Suja's Kitchen corner-try it ,was one of those first blogs I stumbled upon while I was new to this blogging world.And you can see at my blog-space that she was one of the first bloggers who came there,appreciating what I have been doing.She constantly encouraged me with her usual friendly feedbacks.It was the beginning towards a unique friendship.I am lucky to get accustomed with some genuine souls like Suja here in this virtual world.

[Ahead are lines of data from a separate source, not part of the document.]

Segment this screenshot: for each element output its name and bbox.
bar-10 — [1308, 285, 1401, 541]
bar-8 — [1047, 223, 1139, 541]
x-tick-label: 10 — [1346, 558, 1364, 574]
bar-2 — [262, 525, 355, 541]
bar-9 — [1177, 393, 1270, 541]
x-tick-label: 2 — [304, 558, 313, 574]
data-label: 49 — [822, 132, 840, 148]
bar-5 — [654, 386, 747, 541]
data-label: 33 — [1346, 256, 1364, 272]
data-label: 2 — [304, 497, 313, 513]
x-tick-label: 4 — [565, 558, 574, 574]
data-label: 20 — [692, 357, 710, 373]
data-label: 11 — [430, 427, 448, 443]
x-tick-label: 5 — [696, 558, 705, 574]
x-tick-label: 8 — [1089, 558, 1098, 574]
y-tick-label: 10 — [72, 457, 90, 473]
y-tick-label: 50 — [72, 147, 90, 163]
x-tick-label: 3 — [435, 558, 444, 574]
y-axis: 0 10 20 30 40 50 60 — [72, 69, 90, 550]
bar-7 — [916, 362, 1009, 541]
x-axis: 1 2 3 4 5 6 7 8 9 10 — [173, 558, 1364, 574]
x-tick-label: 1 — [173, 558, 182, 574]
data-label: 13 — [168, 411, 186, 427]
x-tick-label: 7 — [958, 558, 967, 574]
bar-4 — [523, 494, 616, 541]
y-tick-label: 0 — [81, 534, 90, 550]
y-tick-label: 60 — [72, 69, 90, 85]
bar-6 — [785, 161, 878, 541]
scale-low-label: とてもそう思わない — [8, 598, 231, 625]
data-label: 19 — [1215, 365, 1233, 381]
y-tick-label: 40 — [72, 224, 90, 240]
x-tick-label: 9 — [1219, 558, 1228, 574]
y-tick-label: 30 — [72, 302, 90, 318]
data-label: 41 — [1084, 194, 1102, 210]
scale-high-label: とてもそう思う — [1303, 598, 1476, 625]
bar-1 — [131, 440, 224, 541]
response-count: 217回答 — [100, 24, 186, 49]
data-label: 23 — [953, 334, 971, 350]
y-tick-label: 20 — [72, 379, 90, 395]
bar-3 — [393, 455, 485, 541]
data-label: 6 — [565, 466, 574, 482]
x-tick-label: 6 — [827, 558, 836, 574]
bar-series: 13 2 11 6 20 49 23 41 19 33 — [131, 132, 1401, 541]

So when Suja offered me to do a guest post here at her space,I was more than ready.She gave me complete freedom to select the dish myself which left me with lots of thinking, head breaking for days.I wanted something very dear to me,to be posted here. Suja is such a valuable friend to me.Finally I have come up with a childhood delicacy, Kinnathappam. Hope I won't disappoint you Suja,for giving me such a precious opportunity.
Kinnathappam
was a special childhood snack I remember.It is very clear in my
memories since it was my Daddy's speciality. He was an elaborate cook
who was not ready to compromise with the original flavor.Applying
shortcuts to the real recipe for him was the lack of enthusiasm.Today,I
can relate myself to what he was saying.We are humans,bound to get bored
with certain things in life.It's for us to maintain the interest in
anything if we really want.Isn't it ?
Kinnathappam literally refers to an appam (pancake) made in a kinnam (plate
made with bronze that time). With three main ingredients and
spices,it's very easy to prepare if you have the patience to soak and
grind the rice on your own.So,prepare your 'kinnam' (plate) this week to
steam a nostalgic Kerala specialty !
Ingredients
2 cups or 250 gm raw rice
200 gm jaggery or karippetty (palm jaggery which can bring better color)
1/2 cup water
1/4 to 1/2 cup thick coconut milk
3/4 cup chopped coconut
1/4 tsp cumin powder or cumin seeds
1/2 tsp cardamom powder
Method
Wash
and soak raw rice in normal water for at least two hours.Drain the same
and grind it to coarse powder.It will be almost three and half cups of
coarse powder now.Remember not to over grind and convert to fine
powder.If it's powdered fine,it will loose the texture.Meanwhile bring
half cup water to a boil and drop the jaggery or palm jaggery to
this.Boil and melt this stirring with a spoon.Once it's melted allow it
to cool.This jaggery syrup will be thick and almost 3/4 cup in
volume.Now bring the coarse rice powder to a large bowl and pour the
jaggery syrup little by little.Mix well and pour the coconut milk as
well.Check the sweetness and adjust according to your taste and
requirement.The batter should be medium thick.Add the chopped
coconut,cumin and cardamom powders and mix well.Let it sit for ten
minutes so that the flavors may blend well.Prepare a steamer by boiling
water first.If you want the real authentic taste,you may drop piece of
banana stem along with leaf in this boiling water.This will bring that
additional flavor to your kinnathappam.

Meanwhile grease a kinnam/plate
with oil.Coconut oil will be the best.Pour the prepared batter into
this plate and steam.The first five minutes steam in full flame and then
reduce it to medium and steam for 15 to 20 minutes.You may insert a
toothpick to check it's cooked well.If it's coming out clean,it's well
cooked.Switch off and allow the appam to cool for a while.Cut into
desired shapes and serve with steaming black coffee or tea.